Dan aku berusaha untuk
tidak majnun karenamu!
Entah, bisanya
ia memperebutkan pengakuan kekasih dari sederet kata nama Layla. Meski bernama
sama, pesonanya tetap beda. Dan ia berani taruh, bahwa cintanya lebih besar
dari pada seorang Qais, lelaki lampau yang dielu-elukan percintaannya itu.
Apa hebatnya
cinta dari seorang yang gila? Begitu tersinggung, cinta harus ternodai atas
nama kegilaan! Protesnya pada para pecinta.
Mengingat.
Ingatan mencumbu sebaris harum Sang Kekasih.
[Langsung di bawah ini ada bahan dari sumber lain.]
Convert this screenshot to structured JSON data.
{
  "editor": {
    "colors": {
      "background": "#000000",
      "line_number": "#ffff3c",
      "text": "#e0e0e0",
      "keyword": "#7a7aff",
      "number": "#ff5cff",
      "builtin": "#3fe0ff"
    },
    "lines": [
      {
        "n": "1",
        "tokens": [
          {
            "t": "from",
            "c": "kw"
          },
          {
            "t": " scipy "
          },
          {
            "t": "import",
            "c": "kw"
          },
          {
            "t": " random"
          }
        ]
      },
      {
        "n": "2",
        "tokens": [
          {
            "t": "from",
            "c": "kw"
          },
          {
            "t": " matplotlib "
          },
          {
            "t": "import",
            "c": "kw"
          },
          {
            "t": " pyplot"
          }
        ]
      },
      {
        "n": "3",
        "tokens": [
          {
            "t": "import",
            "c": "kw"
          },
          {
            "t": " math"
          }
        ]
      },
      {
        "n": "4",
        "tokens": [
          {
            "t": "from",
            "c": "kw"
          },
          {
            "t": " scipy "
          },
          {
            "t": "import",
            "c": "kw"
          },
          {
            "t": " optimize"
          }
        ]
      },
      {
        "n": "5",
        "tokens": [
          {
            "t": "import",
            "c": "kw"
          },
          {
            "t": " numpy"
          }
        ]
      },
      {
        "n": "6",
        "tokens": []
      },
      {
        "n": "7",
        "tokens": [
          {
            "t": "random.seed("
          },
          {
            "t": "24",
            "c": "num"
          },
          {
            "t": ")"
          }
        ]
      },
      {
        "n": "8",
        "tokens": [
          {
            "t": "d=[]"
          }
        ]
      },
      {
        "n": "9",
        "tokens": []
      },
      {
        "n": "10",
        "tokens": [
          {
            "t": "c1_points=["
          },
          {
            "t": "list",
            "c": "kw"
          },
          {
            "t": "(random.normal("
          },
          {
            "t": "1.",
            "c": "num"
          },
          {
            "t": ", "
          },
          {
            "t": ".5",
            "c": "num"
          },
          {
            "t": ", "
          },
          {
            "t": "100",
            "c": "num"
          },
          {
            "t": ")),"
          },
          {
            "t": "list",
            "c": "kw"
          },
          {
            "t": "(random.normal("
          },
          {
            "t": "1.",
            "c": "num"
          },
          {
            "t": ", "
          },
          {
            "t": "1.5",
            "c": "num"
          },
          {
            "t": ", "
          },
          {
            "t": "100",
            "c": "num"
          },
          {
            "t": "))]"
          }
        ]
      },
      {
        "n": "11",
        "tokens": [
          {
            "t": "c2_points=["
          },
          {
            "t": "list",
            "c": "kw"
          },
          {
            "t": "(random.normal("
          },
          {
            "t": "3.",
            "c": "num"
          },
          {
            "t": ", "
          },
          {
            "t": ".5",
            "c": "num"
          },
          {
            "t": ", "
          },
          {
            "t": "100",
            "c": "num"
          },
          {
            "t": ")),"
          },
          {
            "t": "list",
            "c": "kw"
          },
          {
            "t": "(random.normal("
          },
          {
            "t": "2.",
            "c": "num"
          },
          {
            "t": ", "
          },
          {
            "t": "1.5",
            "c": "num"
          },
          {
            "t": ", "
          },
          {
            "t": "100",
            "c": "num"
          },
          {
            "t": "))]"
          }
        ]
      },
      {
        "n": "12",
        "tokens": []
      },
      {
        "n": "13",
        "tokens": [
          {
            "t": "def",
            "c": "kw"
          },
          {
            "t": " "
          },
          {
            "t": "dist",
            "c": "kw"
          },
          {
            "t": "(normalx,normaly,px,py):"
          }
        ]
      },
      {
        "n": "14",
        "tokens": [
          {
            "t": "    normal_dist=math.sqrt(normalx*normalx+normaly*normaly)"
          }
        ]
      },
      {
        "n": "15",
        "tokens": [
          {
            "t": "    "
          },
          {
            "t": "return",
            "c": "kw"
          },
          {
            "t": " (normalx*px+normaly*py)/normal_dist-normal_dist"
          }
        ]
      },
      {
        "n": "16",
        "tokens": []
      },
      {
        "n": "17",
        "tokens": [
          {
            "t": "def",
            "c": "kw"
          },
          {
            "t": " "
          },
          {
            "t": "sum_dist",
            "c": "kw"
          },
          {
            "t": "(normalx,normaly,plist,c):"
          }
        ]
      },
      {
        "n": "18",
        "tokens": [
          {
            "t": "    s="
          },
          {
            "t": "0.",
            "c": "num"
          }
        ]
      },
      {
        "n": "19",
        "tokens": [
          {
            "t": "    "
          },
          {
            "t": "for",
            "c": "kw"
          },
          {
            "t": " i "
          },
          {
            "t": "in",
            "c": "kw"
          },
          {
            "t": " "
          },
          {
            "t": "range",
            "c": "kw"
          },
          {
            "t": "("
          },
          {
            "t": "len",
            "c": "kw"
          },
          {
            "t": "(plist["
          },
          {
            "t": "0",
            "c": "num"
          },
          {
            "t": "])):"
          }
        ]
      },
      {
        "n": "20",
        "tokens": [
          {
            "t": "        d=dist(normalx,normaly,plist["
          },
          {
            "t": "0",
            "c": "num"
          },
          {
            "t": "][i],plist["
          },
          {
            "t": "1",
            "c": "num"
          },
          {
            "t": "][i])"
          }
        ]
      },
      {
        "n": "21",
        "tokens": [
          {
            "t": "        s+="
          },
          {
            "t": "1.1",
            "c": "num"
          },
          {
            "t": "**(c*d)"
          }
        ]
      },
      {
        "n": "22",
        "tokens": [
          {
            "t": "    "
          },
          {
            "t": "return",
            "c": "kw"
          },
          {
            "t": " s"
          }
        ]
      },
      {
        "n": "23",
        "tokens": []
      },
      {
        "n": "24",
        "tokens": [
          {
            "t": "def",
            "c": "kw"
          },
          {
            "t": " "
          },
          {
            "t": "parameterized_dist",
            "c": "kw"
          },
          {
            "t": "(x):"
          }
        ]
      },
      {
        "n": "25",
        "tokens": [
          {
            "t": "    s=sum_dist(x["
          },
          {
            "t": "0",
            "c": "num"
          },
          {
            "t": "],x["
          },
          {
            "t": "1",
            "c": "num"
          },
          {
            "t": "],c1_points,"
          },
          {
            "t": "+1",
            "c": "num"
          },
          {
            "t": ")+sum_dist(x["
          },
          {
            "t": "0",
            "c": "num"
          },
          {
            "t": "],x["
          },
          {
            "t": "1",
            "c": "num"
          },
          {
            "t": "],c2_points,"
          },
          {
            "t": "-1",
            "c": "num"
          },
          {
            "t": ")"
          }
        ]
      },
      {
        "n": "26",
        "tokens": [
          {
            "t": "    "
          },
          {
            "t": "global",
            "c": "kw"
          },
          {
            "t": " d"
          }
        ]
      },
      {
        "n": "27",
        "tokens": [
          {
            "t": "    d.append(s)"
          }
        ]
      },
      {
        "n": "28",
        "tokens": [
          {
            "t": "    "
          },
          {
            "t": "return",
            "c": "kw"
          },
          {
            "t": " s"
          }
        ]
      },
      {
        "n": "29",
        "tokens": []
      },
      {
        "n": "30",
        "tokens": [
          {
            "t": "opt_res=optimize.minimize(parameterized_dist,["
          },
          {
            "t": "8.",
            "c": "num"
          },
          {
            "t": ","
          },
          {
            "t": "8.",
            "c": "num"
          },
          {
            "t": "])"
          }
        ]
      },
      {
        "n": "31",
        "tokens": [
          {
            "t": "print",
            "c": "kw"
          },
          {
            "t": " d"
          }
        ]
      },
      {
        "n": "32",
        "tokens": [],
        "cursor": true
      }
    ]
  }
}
Dalam sekejap, butir-butir benci
panas itu mengkristal membeku.
Bernama Layla
dengan wajah
secerah mentari?
Haha
Kamu rembulan
hatiku!
Ia terbahak, bersajak, lalu menulis.
Ia terbahak, bersajak, lalu menulis.
Ia terbahak, bersajak, dan tetap
menulis.
Tak ada beda untuk, antara mengikat
dan melepas, bersama atau berpisah, terus atau putus.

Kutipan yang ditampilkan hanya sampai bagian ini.